Éduquer nos dirigeants politiques



Apprendre à apprendre est un cheminement évolutif de la personne qui reconnaît ses limites et s’investit à explorer de nouveaux horizons, en d’autres termes l’éducation permanente. Des sessions de formation bien ciblées sur des thèmes tels que le respect mutuel, la tolérance, la solidarité, le compromis, l’égalité, l’équité, peuvent aider nos élus du peuple à être plus productifs lors des débats sur les lois et durant les vacances parlementaires en s’imprégnant des besoins du peuple et en étant au fait de la portée des lois qu’ils élaborent, allant même des fois à l’encontre de la ligne partisane dans l’intérêt du peuple. Respecter la vie et l’avis d’autrui est une exigence de tous les temps en démocratie. La classe dirigeante doit montrer le bon exemple des valeurs démocratiques d’égalité, de liberté et de justice. Les pratiques de corruption qui ont entaché les dernières élections à tous les niveaux démontrent que la pente sera bien difficile à remonter.

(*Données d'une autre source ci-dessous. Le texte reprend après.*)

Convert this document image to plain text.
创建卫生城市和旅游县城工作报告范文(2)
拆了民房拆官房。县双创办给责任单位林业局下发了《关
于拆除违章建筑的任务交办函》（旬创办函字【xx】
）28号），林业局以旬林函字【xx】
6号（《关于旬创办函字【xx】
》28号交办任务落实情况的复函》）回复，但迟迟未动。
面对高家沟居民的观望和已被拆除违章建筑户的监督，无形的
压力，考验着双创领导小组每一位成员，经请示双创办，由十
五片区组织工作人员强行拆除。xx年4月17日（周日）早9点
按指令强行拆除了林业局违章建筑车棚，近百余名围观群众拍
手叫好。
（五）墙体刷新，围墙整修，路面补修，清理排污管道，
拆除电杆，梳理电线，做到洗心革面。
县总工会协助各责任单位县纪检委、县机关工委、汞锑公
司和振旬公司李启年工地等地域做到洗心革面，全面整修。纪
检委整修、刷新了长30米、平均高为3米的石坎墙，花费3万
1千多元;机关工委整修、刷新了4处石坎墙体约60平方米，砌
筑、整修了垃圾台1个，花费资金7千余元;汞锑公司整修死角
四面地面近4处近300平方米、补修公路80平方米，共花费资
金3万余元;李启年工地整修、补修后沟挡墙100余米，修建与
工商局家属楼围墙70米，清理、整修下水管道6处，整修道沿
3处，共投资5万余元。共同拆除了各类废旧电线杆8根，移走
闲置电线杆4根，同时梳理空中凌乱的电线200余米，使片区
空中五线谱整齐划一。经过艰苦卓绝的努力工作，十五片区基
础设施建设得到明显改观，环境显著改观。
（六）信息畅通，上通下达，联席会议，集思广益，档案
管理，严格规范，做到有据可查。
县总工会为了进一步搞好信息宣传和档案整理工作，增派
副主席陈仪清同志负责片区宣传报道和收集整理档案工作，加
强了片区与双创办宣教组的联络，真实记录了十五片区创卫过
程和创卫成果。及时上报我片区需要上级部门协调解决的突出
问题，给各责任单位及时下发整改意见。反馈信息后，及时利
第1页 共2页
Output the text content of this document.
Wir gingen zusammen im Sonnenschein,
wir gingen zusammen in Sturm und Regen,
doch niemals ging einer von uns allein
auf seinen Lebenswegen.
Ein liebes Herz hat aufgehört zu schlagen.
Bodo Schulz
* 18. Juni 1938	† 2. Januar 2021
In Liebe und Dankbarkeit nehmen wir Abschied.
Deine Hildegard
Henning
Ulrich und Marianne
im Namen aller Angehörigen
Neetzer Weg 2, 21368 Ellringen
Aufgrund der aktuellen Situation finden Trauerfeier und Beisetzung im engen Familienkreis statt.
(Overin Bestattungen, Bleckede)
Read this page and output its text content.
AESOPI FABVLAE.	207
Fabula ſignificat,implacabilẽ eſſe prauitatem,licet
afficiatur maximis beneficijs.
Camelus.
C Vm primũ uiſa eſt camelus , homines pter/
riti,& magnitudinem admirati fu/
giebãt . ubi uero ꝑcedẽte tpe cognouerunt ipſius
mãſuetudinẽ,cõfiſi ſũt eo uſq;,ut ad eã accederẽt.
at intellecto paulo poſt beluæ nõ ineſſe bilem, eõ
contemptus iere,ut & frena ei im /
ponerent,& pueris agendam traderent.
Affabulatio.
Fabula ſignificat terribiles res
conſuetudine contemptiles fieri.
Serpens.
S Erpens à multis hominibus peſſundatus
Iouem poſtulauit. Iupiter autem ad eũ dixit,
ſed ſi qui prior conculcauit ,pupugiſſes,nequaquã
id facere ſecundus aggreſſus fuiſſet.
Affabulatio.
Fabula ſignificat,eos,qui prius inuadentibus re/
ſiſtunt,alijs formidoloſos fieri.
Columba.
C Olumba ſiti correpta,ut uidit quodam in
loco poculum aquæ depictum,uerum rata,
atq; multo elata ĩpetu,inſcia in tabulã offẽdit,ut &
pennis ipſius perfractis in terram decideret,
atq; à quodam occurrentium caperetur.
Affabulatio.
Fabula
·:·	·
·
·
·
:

La condamnation des meurtriers de l’administrateur gestionnaire du centre hospitalier Vijana à Lingwala et l’emprisonnement d’un collaborateur du président Tshisekedi dans l’affaire de la MIBA prouvent que seule une réelle volonté politique peut venir à bout des comportements irrespectueux de la vie des individus et des biens publics en sanctionnant les comportements déviants chaque fois qu’il le faudra, car les squelettes dans le placard ont la peau ou plutôt les os durs.

La divine comédie



Après presqu’un an au pouvoir, le temps n’est sûrement pas indiqué pour se reposer sur ses lauriers et se bomber le torse. Des initiatives sont prises et des actions sont menées ici et là pour démontrer la bonne foi de nouvelles autorités. Toutefois, malgré ces efforts, la descente aux enfers du peuple congolais se poursuit. Les jours se suivent et, malheureusement, se ressemblent avec leur lot de crises et d’incongruités. L’heure n’est plus aux promesses. Les leaders du pays se doivent de livrer la marchandise: rétablir la sécurité sur tout le territoire national, remettre l’économie sur les rails et offrir des services sociaux de qualité à la population.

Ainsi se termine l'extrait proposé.